Mié 27.12.2006

CONTRATAPA

Orfandades

› Por Sandra Russo

El huérfano en mi infancia era un personaje de Dickens, alguien de otro siglo. Un niño o niña como yo, pero despeinados, vestidos con el tweed roído de un abrigo que no alcanzaba nunca para quitarles el frío. Estaban solos en las calles, o eran rehenes de algún maldito. Tomaban sopas inmundas y soportaban todo tipo de humillaciones. El huérfano era un personaje literario, aunque me acuerdo de Wolf, un compañero de la primaria. No tenía madre. Se había muerto cuando él era muy chico. Todos lo sabíamos pero no se hablaba de eso. Wolf era más bien introvertido, raro, nerd, pero aun así todos le dedicábamos un poco más de la cordialidad que hubiese merecido teniendo madre.

Cuando uno atraviesa muchos años después el golpe de ser huérfano en serio, no entiende lo que pasa. Primero no lo entiende. Hay que procesar la información y esperar a que surja alguna explicación razonable a esta ley de la vida para la que uno jamás está preparado.

Verlos envejecer. Verlos volverse más pequeños. Verlos vacilar, olvidar, recordar. Se vacila, se olvida y se recuerda de una forma distinta cuando llega la vejez. Todos ellos, nuestros padres, están un poco locos. La vejez, ¿será una forma de locura o libertad? Uno los escucha decir cosas que años atrás no hubiesen dicho nunca. Uno los ve exagerarse a sí mismos, ser ellos mismos pero mucho más, los ve concentrarse como esponjas de personalidades que de pronto sueltan todo lo que contienen. Eso altera.

Y altera saber que los estamos acompañando. En ese camino que va en una sola dirección. Qué tema para las fiestas, ¿no? De ninguna manera: son estos temas, estos laberintos, los que afloran en estos días, bañados por esa tontina del shopping y la ilusión.

La ilusión es propiedad privada de los niños. Son ellos los únicos que son enteramente capaces de tenerla. Precisamente, porque como yo cuando era niña, creen que la orfandad es lo que le pasa a ese personaje de Dickens que tiembla porque está durmiendo en la calle y acaba de llover, y su abrigo de tweed roído se ha mojado, y entonces ni siquiera su vestuario de huérfano le sirve: un huérfano es alguien sin aliados.
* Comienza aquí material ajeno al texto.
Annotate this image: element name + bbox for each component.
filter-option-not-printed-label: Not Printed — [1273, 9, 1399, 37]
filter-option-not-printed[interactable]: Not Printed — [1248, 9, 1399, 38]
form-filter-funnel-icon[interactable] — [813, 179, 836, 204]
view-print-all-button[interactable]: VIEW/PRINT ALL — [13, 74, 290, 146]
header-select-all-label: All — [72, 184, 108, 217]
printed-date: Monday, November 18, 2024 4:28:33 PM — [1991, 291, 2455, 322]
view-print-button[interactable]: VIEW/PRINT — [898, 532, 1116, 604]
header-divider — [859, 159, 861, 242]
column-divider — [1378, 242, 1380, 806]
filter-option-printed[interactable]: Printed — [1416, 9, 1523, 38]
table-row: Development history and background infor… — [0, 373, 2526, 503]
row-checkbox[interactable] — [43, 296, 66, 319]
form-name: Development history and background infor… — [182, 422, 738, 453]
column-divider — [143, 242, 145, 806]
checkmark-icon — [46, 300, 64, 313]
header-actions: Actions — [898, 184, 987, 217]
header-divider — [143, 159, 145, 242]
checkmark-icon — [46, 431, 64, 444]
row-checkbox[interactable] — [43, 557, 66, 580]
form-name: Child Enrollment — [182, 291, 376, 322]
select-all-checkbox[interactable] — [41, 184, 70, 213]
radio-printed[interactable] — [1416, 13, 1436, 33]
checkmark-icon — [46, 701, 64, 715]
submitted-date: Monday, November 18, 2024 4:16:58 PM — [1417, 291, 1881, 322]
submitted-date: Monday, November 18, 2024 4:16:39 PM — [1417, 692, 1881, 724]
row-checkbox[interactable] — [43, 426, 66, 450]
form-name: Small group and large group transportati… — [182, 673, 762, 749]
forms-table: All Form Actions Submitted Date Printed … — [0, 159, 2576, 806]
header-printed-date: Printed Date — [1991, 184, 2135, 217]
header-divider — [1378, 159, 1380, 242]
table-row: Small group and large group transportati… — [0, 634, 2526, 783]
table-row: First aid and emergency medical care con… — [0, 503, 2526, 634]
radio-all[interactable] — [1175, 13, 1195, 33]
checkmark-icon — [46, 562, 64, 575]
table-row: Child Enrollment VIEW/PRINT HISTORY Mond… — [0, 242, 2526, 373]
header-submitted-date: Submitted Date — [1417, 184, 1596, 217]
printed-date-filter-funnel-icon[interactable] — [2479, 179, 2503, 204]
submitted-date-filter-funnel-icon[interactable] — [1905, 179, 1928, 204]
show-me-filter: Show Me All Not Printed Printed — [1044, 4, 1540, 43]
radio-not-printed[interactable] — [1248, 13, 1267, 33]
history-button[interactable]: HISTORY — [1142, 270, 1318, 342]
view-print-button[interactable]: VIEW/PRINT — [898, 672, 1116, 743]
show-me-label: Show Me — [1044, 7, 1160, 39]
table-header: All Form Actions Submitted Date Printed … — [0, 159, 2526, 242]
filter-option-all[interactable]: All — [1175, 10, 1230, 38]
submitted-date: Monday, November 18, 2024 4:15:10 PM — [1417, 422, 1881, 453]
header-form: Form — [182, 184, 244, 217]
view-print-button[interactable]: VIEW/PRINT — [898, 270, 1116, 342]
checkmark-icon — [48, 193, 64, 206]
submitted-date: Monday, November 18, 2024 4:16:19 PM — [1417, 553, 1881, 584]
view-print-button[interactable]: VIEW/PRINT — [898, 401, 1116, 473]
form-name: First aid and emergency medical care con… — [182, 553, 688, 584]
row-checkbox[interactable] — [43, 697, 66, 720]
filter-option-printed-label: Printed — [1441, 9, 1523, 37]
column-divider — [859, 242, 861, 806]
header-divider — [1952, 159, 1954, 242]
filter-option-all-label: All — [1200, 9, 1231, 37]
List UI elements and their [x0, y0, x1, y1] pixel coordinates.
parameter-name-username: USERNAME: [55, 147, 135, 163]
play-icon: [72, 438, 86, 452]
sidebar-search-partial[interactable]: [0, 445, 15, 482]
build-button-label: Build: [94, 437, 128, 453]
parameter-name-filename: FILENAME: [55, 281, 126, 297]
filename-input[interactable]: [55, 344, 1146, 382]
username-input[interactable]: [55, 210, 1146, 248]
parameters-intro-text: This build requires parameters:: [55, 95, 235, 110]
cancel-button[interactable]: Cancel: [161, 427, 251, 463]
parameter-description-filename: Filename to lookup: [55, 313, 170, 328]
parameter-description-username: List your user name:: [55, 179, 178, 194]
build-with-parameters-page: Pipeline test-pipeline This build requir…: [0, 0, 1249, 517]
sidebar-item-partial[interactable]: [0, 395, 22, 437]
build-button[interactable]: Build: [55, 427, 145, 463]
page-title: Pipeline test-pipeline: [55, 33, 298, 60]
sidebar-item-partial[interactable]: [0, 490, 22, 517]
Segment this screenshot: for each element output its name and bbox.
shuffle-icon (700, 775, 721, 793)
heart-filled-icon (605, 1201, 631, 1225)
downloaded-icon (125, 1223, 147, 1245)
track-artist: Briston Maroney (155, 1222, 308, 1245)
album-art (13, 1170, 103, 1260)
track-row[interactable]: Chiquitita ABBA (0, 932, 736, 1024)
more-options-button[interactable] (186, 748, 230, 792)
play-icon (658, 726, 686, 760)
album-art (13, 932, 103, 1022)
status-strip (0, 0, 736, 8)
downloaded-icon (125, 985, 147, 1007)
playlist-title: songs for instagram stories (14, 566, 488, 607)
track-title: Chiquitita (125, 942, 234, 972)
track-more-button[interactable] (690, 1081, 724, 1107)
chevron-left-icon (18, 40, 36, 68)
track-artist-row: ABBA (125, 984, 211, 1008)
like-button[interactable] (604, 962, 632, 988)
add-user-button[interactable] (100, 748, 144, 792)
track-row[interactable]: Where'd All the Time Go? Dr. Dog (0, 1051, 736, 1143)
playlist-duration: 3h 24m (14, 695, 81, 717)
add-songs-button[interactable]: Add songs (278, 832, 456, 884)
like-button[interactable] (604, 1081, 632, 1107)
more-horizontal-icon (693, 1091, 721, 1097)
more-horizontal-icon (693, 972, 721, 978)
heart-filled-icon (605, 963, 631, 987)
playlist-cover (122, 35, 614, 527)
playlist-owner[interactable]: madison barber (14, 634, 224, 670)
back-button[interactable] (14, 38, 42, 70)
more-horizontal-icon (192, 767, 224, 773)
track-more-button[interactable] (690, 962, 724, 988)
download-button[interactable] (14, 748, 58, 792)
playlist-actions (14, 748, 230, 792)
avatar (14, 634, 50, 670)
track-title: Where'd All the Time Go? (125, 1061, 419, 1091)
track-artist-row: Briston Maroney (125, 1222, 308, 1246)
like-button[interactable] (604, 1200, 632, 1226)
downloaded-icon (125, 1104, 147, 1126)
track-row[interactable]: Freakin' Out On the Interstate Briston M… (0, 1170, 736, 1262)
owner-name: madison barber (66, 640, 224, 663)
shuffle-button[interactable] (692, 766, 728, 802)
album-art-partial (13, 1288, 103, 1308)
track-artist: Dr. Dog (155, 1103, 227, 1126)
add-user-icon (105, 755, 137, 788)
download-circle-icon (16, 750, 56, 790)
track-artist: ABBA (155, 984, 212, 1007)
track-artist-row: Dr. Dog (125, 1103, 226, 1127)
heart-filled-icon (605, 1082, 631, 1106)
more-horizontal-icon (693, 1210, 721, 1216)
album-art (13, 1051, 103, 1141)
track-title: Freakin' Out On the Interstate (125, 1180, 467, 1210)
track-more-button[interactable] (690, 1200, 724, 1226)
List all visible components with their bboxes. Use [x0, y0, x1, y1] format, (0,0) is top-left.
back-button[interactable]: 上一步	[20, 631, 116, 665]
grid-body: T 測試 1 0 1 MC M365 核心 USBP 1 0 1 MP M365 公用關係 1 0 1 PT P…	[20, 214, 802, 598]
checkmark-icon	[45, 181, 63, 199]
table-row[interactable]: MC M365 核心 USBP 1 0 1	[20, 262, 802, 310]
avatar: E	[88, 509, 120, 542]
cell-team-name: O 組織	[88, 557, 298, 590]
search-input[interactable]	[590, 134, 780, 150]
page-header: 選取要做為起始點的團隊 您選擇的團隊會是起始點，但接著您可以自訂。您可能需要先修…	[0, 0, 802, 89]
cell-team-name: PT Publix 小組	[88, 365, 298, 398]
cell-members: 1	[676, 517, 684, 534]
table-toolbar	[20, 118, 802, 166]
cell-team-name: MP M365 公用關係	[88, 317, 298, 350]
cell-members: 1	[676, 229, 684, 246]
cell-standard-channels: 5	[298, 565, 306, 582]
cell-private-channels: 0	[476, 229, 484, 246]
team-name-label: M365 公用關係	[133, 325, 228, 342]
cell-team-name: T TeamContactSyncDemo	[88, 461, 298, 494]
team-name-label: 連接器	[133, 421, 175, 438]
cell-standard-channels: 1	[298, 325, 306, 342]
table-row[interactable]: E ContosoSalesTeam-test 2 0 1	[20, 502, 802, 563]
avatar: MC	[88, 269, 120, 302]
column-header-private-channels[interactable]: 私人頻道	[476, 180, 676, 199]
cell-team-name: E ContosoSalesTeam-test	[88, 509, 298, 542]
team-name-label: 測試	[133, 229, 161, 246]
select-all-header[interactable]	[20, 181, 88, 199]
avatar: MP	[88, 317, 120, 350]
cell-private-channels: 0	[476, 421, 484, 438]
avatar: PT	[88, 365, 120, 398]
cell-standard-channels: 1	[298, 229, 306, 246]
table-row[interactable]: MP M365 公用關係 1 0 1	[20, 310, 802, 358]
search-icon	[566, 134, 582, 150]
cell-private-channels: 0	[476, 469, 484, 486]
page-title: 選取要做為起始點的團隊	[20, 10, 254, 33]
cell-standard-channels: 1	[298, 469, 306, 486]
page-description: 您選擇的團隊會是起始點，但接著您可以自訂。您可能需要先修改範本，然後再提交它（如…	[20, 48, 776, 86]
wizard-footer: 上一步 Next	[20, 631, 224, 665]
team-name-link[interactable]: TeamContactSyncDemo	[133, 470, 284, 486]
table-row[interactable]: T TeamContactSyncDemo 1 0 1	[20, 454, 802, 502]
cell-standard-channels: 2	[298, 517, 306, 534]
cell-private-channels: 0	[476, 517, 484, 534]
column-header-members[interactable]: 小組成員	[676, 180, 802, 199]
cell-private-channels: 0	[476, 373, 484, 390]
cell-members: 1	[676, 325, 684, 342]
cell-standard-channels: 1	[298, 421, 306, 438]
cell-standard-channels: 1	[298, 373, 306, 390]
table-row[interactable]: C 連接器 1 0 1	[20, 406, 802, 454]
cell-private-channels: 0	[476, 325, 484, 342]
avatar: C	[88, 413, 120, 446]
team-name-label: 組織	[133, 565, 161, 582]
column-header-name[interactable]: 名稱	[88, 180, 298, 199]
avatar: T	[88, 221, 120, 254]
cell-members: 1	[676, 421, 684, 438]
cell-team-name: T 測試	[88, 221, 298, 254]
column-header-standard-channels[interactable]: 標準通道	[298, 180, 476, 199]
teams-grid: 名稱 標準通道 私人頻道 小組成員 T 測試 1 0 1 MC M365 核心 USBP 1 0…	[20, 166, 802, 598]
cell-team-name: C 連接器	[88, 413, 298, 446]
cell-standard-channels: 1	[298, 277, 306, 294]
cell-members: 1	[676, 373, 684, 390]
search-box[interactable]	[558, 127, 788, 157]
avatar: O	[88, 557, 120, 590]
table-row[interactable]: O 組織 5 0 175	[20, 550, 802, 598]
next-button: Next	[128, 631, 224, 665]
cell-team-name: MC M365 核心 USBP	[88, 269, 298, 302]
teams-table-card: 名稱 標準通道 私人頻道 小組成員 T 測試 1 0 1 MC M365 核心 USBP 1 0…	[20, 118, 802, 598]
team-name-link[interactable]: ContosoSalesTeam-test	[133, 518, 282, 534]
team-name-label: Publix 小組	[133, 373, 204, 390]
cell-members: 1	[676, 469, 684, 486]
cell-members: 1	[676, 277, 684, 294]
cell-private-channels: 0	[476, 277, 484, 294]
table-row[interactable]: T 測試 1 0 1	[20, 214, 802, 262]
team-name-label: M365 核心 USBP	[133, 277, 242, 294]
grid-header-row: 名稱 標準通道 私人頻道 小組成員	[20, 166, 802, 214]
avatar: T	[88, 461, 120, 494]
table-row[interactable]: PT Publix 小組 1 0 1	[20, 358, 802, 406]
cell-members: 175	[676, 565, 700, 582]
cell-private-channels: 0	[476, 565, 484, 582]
Los padres, en forma real o fantasmática, son quienes nos han presentado el mundo. Nos recibieron y nos dijeron ¿ves? Esto está muy bien, esto está muy mal, esto no lo harás jamás, esto no puede dejar de hacerse. Nuestra propia vida fue un largo intento de separar sus palabras de nuestras emociones y nuestros sentimientos. Los hemos amado y los hemos odiado, como corresponde. Pero han sido el parámetro invisible que marcaba nuestra estatura.

Cuando se dice que en estas fiestas uno se acuerda de los que no están, no necesariamente, pero en muchos casos los que no están, o no estarán, o no se sabe si volverán a estar, son los padres.

Y esto que pasa tanto y que le pasa a tanta gente mayor de cuarenta años, no se habla. No se habla en los medios de comunicación, no se habla entre amigos, no se habla con los padres. Y me pregunto si uno no llegaría más entero a esta instancia si este pasaje vital cobrara cuerpo, se compartiera, se visibilizara. Me pregunto si no nos ayudaríamos más, padres e hijos, hablando sobre el dolor, el fastidio, la rabia, la desesperación, la garúa de tristeza que ocasiona estar a cargo de los padres.

Y permitiría también que circule la certeza de que uno puede sobreponerse, y puede cosas que no sabe que puede.

Ese personaje de Dickens un día fui yo. No tengo el abrigo de tweed gastado, pero la orfandad me llevó directamente a la pregunta central de David Copperfield: “¿Seré yo el protagonista de mi propia historia, o le estará reservado a algún otro ese destino?”.